Shelf Best Width is like SHELF-FF, but instead of choosing the first shelf with room, chooses the horizontally-smallest shelf with enough room for the word.

function heuristic(shelf, word) {
  return shelf.remainingX() - word.width;
};

In terms of efficiency I don’t see a ton of difference between SHELF-BWF and SHELF-FF, although if you set the image dimensions to be tall and narrow there are sometimes differences in the layout on the texture.

Shelf Best Height Fit (SHELF-BHF)

Shelf Best Height optimizes for lowest remaining vertical space. Since there’s not a ton of variance in rectangle heights I didn’t expect this to be very efficient. In tall and narrow images I found a few examples where it performed worse than SHELF-FF.

function heuristic(shelf, word) {
  return shelf.height - word.height;
};

Shelf Best Area Fit (SHELF-BAF)

Shelf Best Area fit optimizes for minimum remaining area after the word is placed.

function heuristic(shelf, word) {
  var shelfArea = shelf.remainingX() * shelf.height,
      wordArea = word.width * word.height;
  return shelfArea - wordArea;
};

On this text-like input SHELF-BAF performs very close to SHELF-BWF. Higher variance in font size can introduce some efficiency differences but not in a meaningful way.

Shelf Worst Width Fit (SHELF-WWF)

Shelf Worst Width Fit is the most unusual SHELF algorithm. It is based off of the idea that rectangles should be packed in shelves which would result in the most remaining space (with the exception that if a word fits exactly it should be placed right away).

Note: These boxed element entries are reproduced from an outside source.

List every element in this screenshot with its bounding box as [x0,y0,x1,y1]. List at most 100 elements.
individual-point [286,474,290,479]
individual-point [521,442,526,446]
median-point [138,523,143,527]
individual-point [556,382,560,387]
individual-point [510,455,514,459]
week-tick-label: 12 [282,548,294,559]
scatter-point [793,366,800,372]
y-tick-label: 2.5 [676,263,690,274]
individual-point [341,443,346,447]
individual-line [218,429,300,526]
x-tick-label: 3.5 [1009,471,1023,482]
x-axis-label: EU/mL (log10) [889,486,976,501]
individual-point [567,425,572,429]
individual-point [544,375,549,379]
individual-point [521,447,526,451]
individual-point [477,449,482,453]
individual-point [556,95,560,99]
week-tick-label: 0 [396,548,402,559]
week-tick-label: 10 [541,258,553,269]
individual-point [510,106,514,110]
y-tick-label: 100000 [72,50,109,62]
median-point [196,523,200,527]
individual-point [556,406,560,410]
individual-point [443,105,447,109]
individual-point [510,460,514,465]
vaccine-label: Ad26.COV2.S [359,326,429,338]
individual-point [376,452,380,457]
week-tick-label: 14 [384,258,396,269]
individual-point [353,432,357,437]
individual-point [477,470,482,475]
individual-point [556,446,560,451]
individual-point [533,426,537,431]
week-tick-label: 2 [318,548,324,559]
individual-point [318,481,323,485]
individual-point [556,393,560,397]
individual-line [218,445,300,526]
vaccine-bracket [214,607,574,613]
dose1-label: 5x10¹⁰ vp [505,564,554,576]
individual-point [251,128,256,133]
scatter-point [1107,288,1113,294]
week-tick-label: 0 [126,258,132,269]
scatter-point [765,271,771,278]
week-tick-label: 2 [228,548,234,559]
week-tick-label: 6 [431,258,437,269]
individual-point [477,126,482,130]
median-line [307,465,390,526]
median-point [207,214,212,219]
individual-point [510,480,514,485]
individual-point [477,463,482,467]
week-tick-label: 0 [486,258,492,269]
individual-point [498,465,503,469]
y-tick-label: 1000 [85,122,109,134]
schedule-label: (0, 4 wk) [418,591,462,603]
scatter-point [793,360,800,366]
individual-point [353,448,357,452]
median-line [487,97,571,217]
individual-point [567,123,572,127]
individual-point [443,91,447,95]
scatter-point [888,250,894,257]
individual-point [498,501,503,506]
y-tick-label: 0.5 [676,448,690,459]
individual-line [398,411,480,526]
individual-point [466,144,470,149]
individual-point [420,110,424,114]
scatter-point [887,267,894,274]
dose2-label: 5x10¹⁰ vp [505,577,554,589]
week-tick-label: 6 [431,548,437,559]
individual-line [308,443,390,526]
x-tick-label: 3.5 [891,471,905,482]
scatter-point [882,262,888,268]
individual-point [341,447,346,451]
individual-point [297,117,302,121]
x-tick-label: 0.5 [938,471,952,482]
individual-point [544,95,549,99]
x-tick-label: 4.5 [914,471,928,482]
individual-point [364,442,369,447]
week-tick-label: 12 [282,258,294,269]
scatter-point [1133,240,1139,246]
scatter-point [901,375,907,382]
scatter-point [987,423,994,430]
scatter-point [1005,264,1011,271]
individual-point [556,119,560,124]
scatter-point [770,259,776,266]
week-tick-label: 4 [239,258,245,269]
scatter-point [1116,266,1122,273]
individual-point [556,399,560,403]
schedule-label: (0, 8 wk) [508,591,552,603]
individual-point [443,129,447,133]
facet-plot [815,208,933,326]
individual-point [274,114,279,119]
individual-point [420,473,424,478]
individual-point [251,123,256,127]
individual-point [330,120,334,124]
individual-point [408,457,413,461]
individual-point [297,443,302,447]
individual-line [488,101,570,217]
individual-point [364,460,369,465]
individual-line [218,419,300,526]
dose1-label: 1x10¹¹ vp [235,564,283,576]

function heuristic(shelf, word) {
  if (shelf.remainingX() === word.width) {
    return Number.MAX_VALUE; // Immediately pick this fit.
  }
  return shelf.remainingX() - word.width;
};

function compare(score, bestScore) {
  return score > bestScore; // Higher is better.
};

Presumably leaving more space might allow for bigger words to be placed in extra space, but in practice this seemed to consistently perform the worst of the non-SHELF-NF algorithms on the text input.

Summary

The input I’m testing is very special-purposed so these results are probably not indicative of general performance. But for text, it generally seems that SHELF-NF performs worst, followed by SHELF-WWF and SHELF-FF. The remaining algorithms tend to be pretty close, with SHELF-BWF or SHELF-BAF having the best result.

It is possible to contrive specific examples to make any specific algorithm “win”, and I’ve found it useful to view how changing the page parameters makes different algorithms stand out. I’ve added another set of controls and a summary view for your convenience in case you wish to do the same. The parameters will change the examples above so you can visually examine any given packing by scrolling up.

Of course, SHELF is not the only class of bin packing algorithm. There are several more advanced approaches which will probably have better performance. I expect to visit them in a similar update in the near future.